Das zeigt: wer KI einsetzt, muss sie auch verstehen und bedienen können. Nicht immer ist das so einfach. Aktuell kommen KI-Anwendungen in deutschen Unternehmen vor allem dann zum Einsatz, wenn es um Prozesse in der IT oder um Textverarbeitung geht, zum Beispiel im Marketing. Insgesamt aber scheint die Zurückhaltung deutscher Unternehmen noch groß.
Ifo-Professor Oliver Falck betont, dass dabei auch rechtliche Gründe eine Rolle spielen. "Was darf man, was darf man nicht? Die rechtlichen Rahmenbedingungen sind noch ein großes Thema." Es gebe unter den Unternehmen eine große Unsicherheit, vor allem auch mit Blick auf das EU-Gesetz zur Künstlichen Intelligenz und die Frage, wie es in Deutschland umgesetzt wird.

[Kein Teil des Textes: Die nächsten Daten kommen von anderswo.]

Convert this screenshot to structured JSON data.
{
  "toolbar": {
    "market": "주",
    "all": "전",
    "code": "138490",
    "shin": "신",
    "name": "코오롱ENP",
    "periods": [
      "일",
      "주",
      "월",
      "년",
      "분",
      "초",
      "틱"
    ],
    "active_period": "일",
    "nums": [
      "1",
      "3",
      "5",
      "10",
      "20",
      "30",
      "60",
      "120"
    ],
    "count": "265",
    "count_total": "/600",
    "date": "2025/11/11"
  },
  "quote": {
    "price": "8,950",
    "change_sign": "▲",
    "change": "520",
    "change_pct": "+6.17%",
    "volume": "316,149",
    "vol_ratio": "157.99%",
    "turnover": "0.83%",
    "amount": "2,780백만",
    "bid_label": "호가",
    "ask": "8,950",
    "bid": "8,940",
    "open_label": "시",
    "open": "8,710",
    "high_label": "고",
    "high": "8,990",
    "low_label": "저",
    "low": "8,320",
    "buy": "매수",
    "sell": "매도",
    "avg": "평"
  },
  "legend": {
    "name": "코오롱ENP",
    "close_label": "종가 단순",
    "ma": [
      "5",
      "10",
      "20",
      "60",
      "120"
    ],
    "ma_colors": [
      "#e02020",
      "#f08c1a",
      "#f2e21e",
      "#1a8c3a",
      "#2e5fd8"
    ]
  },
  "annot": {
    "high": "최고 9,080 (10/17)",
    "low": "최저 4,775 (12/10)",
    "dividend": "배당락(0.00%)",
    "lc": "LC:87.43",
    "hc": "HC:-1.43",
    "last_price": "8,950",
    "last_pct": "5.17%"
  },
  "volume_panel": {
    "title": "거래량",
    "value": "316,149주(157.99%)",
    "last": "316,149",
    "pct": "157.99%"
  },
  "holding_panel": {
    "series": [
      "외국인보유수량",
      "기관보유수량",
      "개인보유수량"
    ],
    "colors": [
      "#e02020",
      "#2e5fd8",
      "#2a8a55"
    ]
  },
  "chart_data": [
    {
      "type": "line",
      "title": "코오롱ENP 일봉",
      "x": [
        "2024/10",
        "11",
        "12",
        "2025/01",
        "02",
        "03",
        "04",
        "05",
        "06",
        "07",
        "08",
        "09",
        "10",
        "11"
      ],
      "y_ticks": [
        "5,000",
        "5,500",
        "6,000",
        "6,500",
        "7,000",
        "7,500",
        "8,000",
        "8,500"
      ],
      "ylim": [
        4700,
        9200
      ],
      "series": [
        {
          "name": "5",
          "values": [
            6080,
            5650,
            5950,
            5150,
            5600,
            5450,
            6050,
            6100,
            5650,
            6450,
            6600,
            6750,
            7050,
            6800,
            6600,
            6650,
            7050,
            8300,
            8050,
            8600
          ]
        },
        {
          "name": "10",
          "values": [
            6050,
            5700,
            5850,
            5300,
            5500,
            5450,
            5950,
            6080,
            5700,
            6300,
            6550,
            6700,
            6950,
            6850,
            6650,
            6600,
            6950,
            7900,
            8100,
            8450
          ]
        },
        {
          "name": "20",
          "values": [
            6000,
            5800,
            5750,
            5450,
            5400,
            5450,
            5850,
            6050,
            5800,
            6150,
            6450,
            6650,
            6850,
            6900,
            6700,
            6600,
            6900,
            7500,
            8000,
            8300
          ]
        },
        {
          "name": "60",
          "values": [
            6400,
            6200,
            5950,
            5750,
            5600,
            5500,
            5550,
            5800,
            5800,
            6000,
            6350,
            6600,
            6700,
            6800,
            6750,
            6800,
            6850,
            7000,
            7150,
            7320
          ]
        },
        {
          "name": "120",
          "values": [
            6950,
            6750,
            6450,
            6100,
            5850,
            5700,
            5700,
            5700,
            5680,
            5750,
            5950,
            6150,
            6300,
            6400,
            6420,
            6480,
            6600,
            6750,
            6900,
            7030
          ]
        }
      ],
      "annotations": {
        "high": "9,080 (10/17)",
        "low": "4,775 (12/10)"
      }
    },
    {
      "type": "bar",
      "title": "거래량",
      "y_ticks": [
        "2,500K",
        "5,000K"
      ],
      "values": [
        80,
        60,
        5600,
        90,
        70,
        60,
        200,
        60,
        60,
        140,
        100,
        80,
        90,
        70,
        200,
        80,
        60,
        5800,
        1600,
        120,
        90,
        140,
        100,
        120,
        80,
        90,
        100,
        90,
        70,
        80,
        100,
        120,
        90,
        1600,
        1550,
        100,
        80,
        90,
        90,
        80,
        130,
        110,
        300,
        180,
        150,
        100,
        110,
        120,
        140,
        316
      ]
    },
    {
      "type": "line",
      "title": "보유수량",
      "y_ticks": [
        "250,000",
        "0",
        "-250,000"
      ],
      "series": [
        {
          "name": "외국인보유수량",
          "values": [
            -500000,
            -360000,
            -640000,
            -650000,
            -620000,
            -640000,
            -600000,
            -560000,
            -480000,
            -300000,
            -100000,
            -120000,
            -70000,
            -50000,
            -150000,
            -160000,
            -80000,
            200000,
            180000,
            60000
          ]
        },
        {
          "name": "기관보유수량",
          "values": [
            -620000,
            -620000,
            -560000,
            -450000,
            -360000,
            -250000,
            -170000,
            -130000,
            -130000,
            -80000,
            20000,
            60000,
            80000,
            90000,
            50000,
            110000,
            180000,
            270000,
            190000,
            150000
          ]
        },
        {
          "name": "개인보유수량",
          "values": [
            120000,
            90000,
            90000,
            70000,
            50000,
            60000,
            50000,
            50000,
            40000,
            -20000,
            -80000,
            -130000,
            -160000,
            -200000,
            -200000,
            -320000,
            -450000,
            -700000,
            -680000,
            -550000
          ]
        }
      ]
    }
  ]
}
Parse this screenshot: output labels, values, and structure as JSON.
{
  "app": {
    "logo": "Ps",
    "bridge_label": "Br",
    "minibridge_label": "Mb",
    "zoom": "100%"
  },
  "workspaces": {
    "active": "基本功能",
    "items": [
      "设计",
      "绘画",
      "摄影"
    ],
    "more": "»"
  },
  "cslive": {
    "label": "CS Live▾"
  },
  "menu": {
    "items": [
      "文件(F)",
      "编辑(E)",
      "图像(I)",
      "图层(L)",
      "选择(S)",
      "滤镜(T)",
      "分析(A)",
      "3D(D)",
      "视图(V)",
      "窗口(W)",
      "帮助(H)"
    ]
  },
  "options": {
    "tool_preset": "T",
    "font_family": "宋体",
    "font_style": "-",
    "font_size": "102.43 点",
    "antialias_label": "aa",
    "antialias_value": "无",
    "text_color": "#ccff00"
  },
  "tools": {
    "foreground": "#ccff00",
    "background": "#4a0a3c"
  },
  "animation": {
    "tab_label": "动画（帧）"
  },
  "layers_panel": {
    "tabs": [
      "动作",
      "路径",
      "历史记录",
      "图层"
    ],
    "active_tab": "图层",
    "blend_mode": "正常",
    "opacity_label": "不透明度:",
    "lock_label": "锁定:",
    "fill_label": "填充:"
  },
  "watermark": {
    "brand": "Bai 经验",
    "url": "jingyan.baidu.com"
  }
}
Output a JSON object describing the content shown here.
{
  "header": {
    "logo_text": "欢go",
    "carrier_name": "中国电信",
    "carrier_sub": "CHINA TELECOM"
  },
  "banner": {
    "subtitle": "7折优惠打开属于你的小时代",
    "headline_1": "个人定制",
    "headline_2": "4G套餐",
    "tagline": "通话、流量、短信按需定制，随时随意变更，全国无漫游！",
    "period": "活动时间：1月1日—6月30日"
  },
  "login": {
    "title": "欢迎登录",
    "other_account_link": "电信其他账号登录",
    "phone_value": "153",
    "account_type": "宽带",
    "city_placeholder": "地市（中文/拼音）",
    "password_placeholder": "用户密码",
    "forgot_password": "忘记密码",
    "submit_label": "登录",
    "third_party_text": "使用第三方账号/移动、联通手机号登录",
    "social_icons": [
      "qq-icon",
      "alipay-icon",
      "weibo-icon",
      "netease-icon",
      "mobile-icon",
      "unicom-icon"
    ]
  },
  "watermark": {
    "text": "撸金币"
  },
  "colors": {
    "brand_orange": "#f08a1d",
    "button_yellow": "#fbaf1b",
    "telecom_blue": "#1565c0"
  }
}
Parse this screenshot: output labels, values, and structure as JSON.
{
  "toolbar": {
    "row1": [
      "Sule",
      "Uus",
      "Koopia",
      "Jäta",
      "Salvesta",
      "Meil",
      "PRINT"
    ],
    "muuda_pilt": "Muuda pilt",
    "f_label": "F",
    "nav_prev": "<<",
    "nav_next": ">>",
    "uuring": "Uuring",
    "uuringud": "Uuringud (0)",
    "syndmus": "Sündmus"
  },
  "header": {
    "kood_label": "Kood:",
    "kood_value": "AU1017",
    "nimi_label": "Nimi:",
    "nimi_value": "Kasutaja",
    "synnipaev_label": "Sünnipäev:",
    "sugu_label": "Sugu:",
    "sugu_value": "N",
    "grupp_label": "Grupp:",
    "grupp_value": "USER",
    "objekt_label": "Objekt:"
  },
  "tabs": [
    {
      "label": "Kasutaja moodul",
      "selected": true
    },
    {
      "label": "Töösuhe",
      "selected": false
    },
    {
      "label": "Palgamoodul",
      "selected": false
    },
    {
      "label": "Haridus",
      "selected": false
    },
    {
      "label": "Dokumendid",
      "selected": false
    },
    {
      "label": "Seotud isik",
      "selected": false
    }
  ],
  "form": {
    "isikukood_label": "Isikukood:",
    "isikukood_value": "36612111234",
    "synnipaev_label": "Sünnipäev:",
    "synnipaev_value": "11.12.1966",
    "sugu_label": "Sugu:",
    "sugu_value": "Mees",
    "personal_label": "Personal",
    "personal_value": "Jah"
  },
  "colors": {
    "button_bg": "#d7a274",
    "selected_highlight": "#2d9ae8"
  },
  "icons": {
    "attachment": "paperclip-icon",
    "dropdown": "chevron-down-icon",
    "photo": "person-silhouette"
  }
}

Im EU-Vergleich auf Rang sieben
Trotz der Hürden - deutsche Unternehmen stehen im Vergleich mit den anderen EU-Staaten im vorderen Bereich, auf Rang sieben. Der ifo-Studie zufolge setzen nur Unternehmen in Dänemark, Finnland, Luxemburg, Belgien, den Niederlanden und Malta die KI noch stärker ein.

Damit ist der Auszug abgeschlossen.